Jan. 30, 2017, © Leeham Co.: Boeing will decide this year whether to boost 787 production to 14/mo from 12/mo by the end of the decade.
I don’t see how this can happen. Neither do several aerospace analysts.
Book:bill sales were just 0.36 in 2014, 0.53 in 2015 and 0.42 in 2016. The last three years saw a book:bill rate average of just 0.43, or an average of 57 airplanes per year.
Boeing is burning off the backlog, not adding to it. At this rate, Boeing won’t be able to sustain rate 12 beyond 2020, let alone boost the rate in 2019.
Not unless there is a plethora of sales this year. This doesn’t seem likely.
Dennis Muilenburg, CEO of The Boeing Co., said on the third quarter earnings call the company doesn’t see a recovery in wide-body orders until the start of the next decade.
Yet more orders are needed this year to support rate 14. He had this to say last week on the fourth quarter/year-end earnings call:
“Our 787 Dreamliner program also stands on a strong foundation for long-term production with 700 firm orders in our year-end backlog. Securing additional 787 orders to solidify the 14 per month production rate at the end of the decade remains a priority. We’ve booked several new orders in 2016, but there’s still more work to do.”
Muilenburg said the 700 backlog orders is five years’ production at rate 12, which is true if all 144 airplanes were delivered per year. But deliveries stretch beyond 2020, tapering off beginning in 2020 and increasing each year thereafter. This is based on identified orders. There are more than 100 unidentified orders for which delivery dates are unknown.
Analysts doubt rate hike
Morgan Stanley, in a note issued after the earnings call, doubted there will be substantial 787 sales this year.
Filling the production gap
If we assume 2020 is full at the current rate, with 33 derived from those 100 Unidentified orders, Boeing needs to sell another 24 airplanes for delivery in 2020 to support rate 14.
From 2021, the challenge becomes much greater. Ninety-five sales for delivery in 2021 are needed, minus whatever is allocated from the Unidentifieds. (Note that the farther out, the more the deliveries taper off.) The number increases to 140 in 2022. There are virtually no delivery positions in 2023/24 in the identified orders.

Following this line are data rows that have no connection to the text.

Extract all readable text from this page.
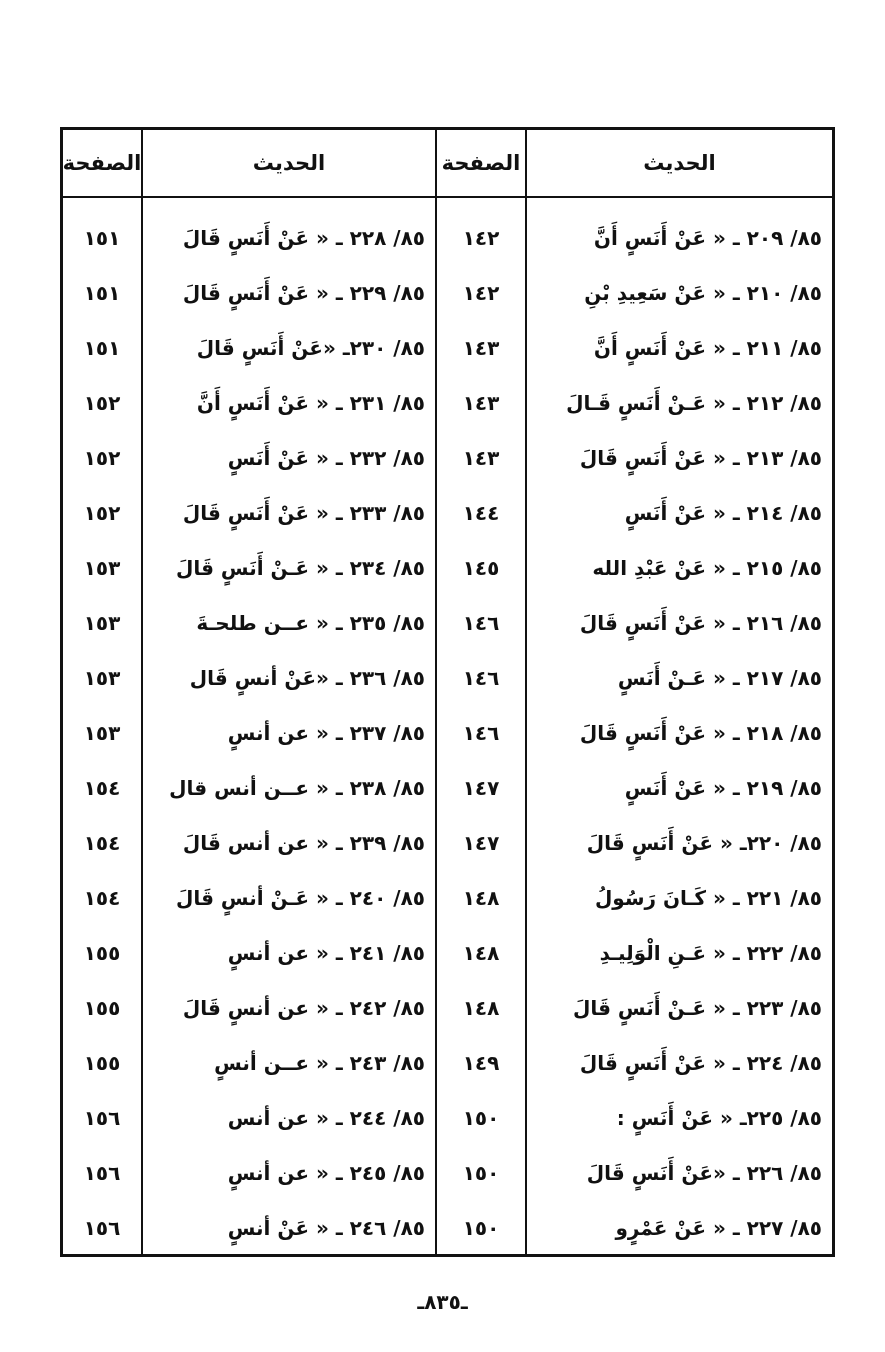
الحديث
الصفحة
الحديث
الصفحة
٨٥/ ٢٠٩ ـ « عَنْ أَنَسٍ أَنَّ
١٤٢
٨٥/ ٢٢٨ ـ « عَنْ أَنَسٍ قَالَ
١٥١
٨٥/ ٢١٠ ـ « عَنْ سَعِيدِ بْنِ
١٤٢
٨٥/ ٢٢٩ ـ « عَنْ أَنَسٍ قَالَ
١٥١
٨٥/ ٢١١ ـ « عَنْ أَنَسٍ أَنَّ
١٤٣
٨٥/ ٢٣٠ـ «عَنْ أَنَسٍ قَالَ
١٥١
٨٥/ ٢١٢ ـ « عَـنْ أَنَسٍ قَـالَ
١٤٣
٨٥/ ٢٣١ ـ « عَنْ أَنَسٍ أَنَّ
١٥٢
٨٥/ ٢١٣ ـ « عَنْ أَنَسٍ قَالَ
١٤٣
٨٥/ ٢٣٢ ـ « عَنْ أَنَسٍ
١٥٢
٨٥/ ٢١٤ ـ « عَنْ أَنَسٍ
١٤٤
٨٥/ ٢٣٣ ـ « عَنْ أَنَسٍ قَالَ
١٥٢
٨٥/ ٢١٥ ـ « عَنْ عَبْدِ الله
١٤٥
٨٥/ ٢٣٤ ـ « عَـنْ أَنَسٍ قَالَ
١٥٣
٨٥/ ٢١٦ ـ « عَنْ أَنَسٍ قَالَ
١٤٦
٨٥/ ٢٣٥ ـ « عــن طلحـةَ
١٥٣
٨٥/ ٢١٧ ـ « عَـنْ أَنَسٍ
١٤٦
٨٥/ ٢٣٦ ـ «عَنْ أنسٍ قَال
١٥٣
٨٥/ ٢١٨ ـ « عَنْ أَنَسٍ قَالَ
١٤٦
٨٥/ ٢٣٧ ـ « عن أنسٍ
١٥٣
٨٥/ ٢١٩ ـ « عَنْ أَنَسٍ
١٤٧
٨٥/ ٢٣٨ ـ « عــن أنس قال
١٥٤
٨٥/ ٢٢٠ـ « عَنْ أَنَسٍ قَالَ
١٤٧
٨٥/ ٢٣٩ ـ « عن أنس قَالَ
١٥٤
٨٥/ ٢٢١ ـ « كَـانَ رَسُولُ
١٤٨
٨٥/ ٢٤٠ ـ « عَـنْ أنسٍ قَالَ
١٥٤
٨٥/ ٢٢٢ ـ « عَـنِ الْوَلِيـدِ
١٤٨
٨٥/ ٢٤١ ـ « عن أنسٍ
١٥٥
٨٥/ ٢٢٣ ـ « عَـنْ أَنَسٍ قَالَ
١٤٨
٨٥/ ٢٤٢ ـ « عن أنسٍ قَالَ
١٥٥
٨٥/ ٢٢٤ ـ « عَنْ أَنَسٍ قَالَ
١٤٩
٨٥/ ٢٤٣ ـ « عــن أنسٍ
١٥٥
٨٥/ ٢٢٥ـ « عَنْ أَنَسٍ :
١٥٠
٨٥/ ٢٤٤ ـ « عن أنس
١٥٦
٨٥/ ٢٢٦ ـ «عَنْ أَنَسٍ قَالَ
١٥٠
٨٥/ ٢٤٥ ـ « عن أنسٍ
١٥٦
٨٥/ ٢٢٧ ـ « عَنْ عَمْرٍو
١٥٠
٨٥/ ٢٤٦ ـ « عَنْ أنسٍ
١٥٦
ـ٨٣٥ـ
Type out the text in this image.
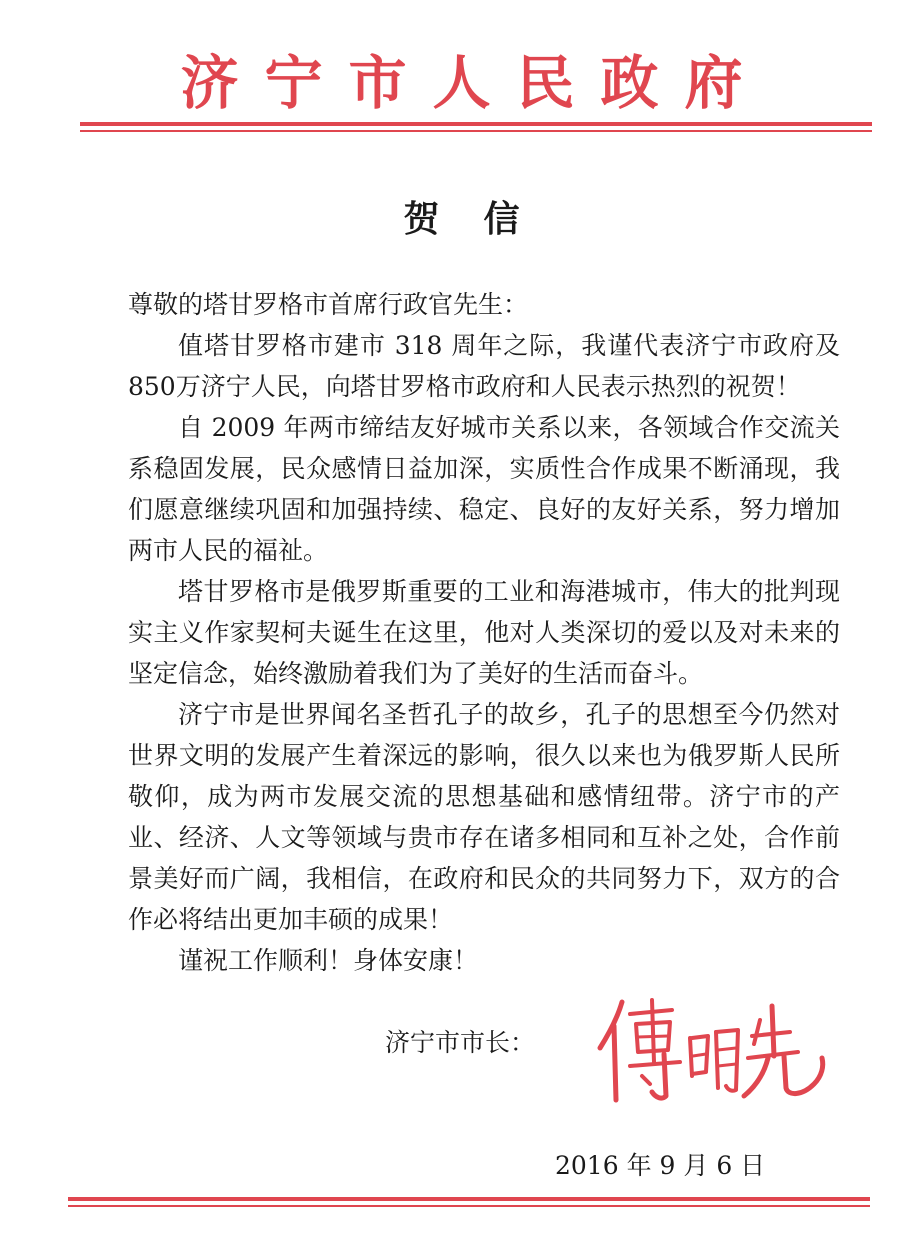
济宁市人民政府
贺信

尊敬的塔甘罗格市首席行政官先生：

值塔甘罗格市建市 318 周年之际，我谨代表济宁市政府及850万济宁人民，向塔甘罗格市政府和人民表示热烈的祝贺！

自 2009 年两市缔结友好城市关系以来，各领域合作交流关系稳固发展，民众感情日益加深，实质性合作成果不断涌现，我们愿意继续巩固和加强持续、稳定、良好的友好关系，努力增加两市人民的福祉。

塔甘罗格市是俄罗斯重要的工业和海港城市，伟大的批判现实主义作家契柯夫诞生在这里，他对人类深切的爱以及对未来的坚定信念，始终激励着我们为了美好的生活而奋斗。

济宁市是世界闻名圣哲孔子的故乡，孔子的思想至今仍然对世界文明的发展产生着深远的影响，很久以来也为俄罗斯人民所敬仰，成为两市发展交流的思想基础和感情纽带。济宁市的产业、经济、人文等领域与贵市存在诸多相同和互补之处，合作前景美好而广阔，我相信，在政府和民众的共同努力下，双方的合作必将结出更加丰硕的成果！

谨祝工作顺利！身体安康！

济宁市市长：
2016 年 9 月 6 日
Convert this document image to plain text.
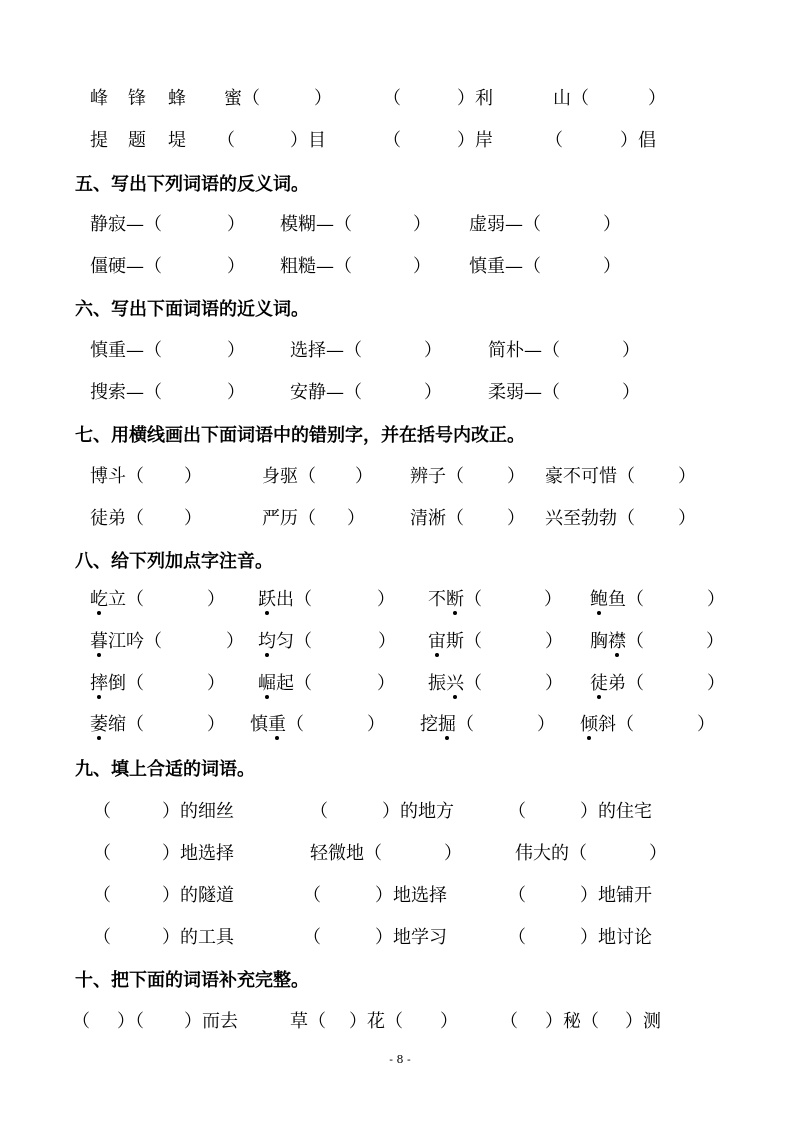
峰 锋 蜂 蜜（	）	（	）利	山（	）
提 题 堤 （	）目	（	）岸	（	）倡
五、写出下列词语的反义词。
静寂—（	） 模糊—（	） 虚弱—（	）
僵硬—（	） 粗糙—（	） 慎重—（	）
六、写出下面词语的近义词。
慎重—（	）	选择—（	）	简朴—（	）
搜索—（	）	安静—（	）	柔弱—（	）
七、用横线画出下面词语中的错别字，并在括号内改正。
博斗（ ）	身驱（ ） 辨子（ ） 豪不可惜（ ）
徒弟（ ）	严历（ ）	清淅（ ） 兴至勃勃（ ）
八、给下列加点字注音。
屹立（	） 跃出（	） 不断（	） 鲍鱼（	）
暮江吟（	） 均匀（	） 宙斯（	） 胸襟（	）
摔倒（	） 崛起（	） 振兴（	） 徒弟（	）
萎缩（	） 慎重（	） 挖掘（	） 倾斜（	）
九、填上合适的词语。
（	）的细丝	（	）的地方	（	）的住宅
（	）地选择	轻微地（	）	伟大的（	）
（	）的隧道	（	）地选择	（	）地铺开
（	）的工具	（	）地学习	（	）地讨论
十、把下面的词语补充完整。
（ ）（ ）而去	草（ ）花（ ） （ ）秘（ ）测
- 8 -
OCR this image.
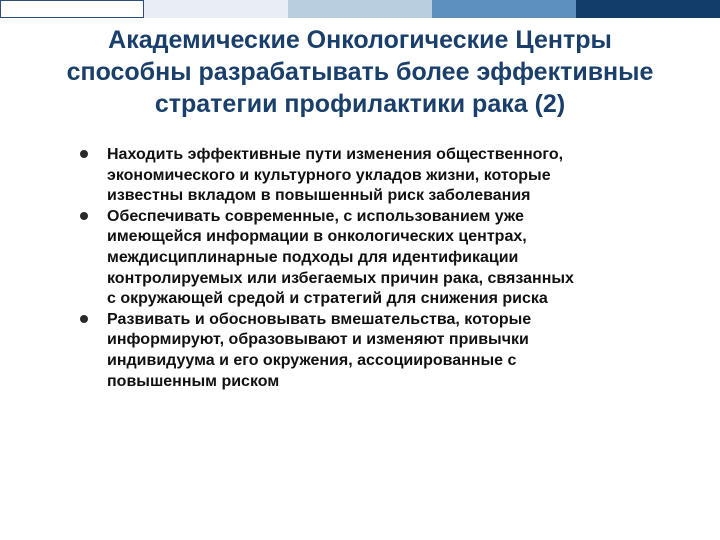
Академические Онкологические Центры
способны разрабатывать более эффективные
стратегии профилактики рака (2)
Находить эффективные пути изменения общественного,
экономического и культурного укладов жизни, которые
известны вкладом в повышенный риск заболевания
Обеспечивать современные, с использованием уже
имеющейся информации в онкологических центрах,
междисциплинарные подходы для идентификации
контролируемых или избегаемых причин рака, связанных
с окружающей средой и стратегий для снижения риска
Развивать и обосновывать вмешательства, которые
информируют, образовывают и изменяют привычки
индивидуума и его окружения, ассоциированные с
повышенным риском
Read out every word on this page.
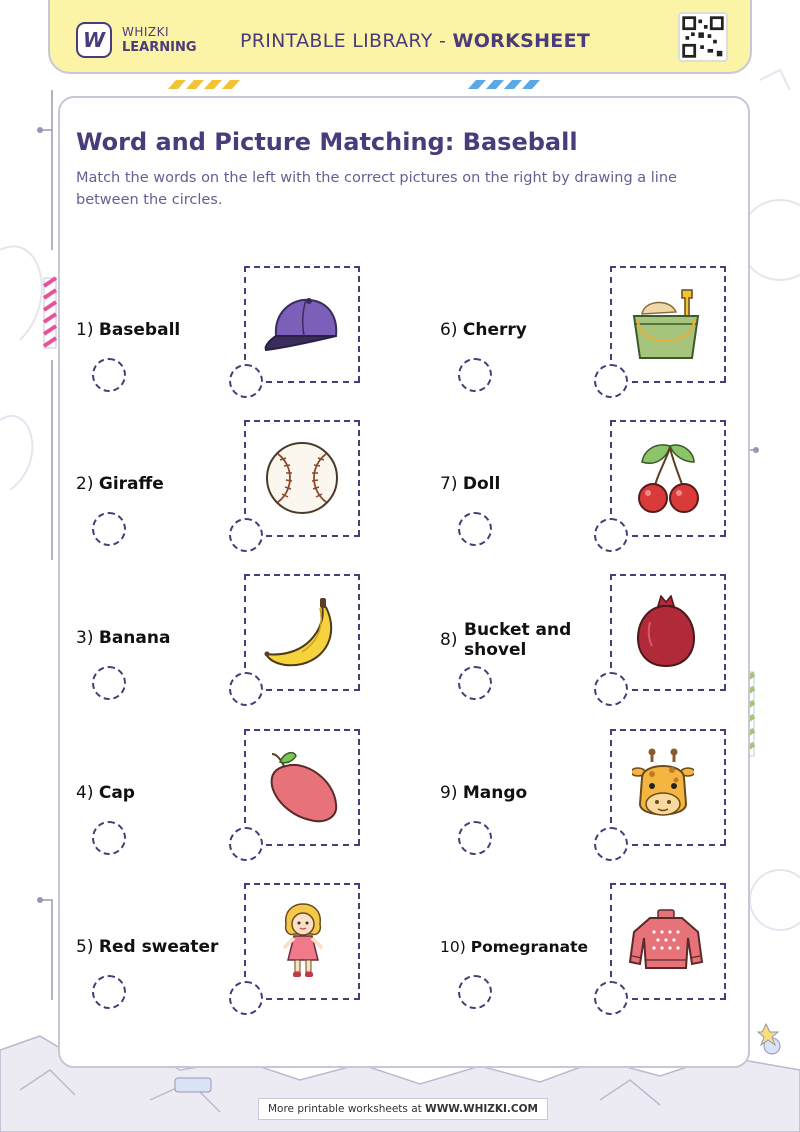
W WHIZKI
LEARNING PRINTABLE LIBRARY - WORKSHEET
Word and Picture Matching: Baseball

Match the words on the left with the correct pictures on the right by drawing a line between the circles.

1) Baseball
2) Giraffe
3) Banana
4) Cap
5) Red sweater
6) Cherry
7) Doll
8) Bucket and
shovel
9) Mango
10) Pomegranate
More printable worksheets at WWW.WHIZKI.COM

Muilenburg points to a pending bubble (my word) of retirements coming from 2020. True enough, but Airbus will be competing for the same business. The required sales to support 14/mo just don’t seem realistic to me–nor to the analysts quoted above. Even Bernstein Research, which rates Boeing Outperform and remains one of the most bullish of analysts, forecasts rate 12 for 2019 and 2020.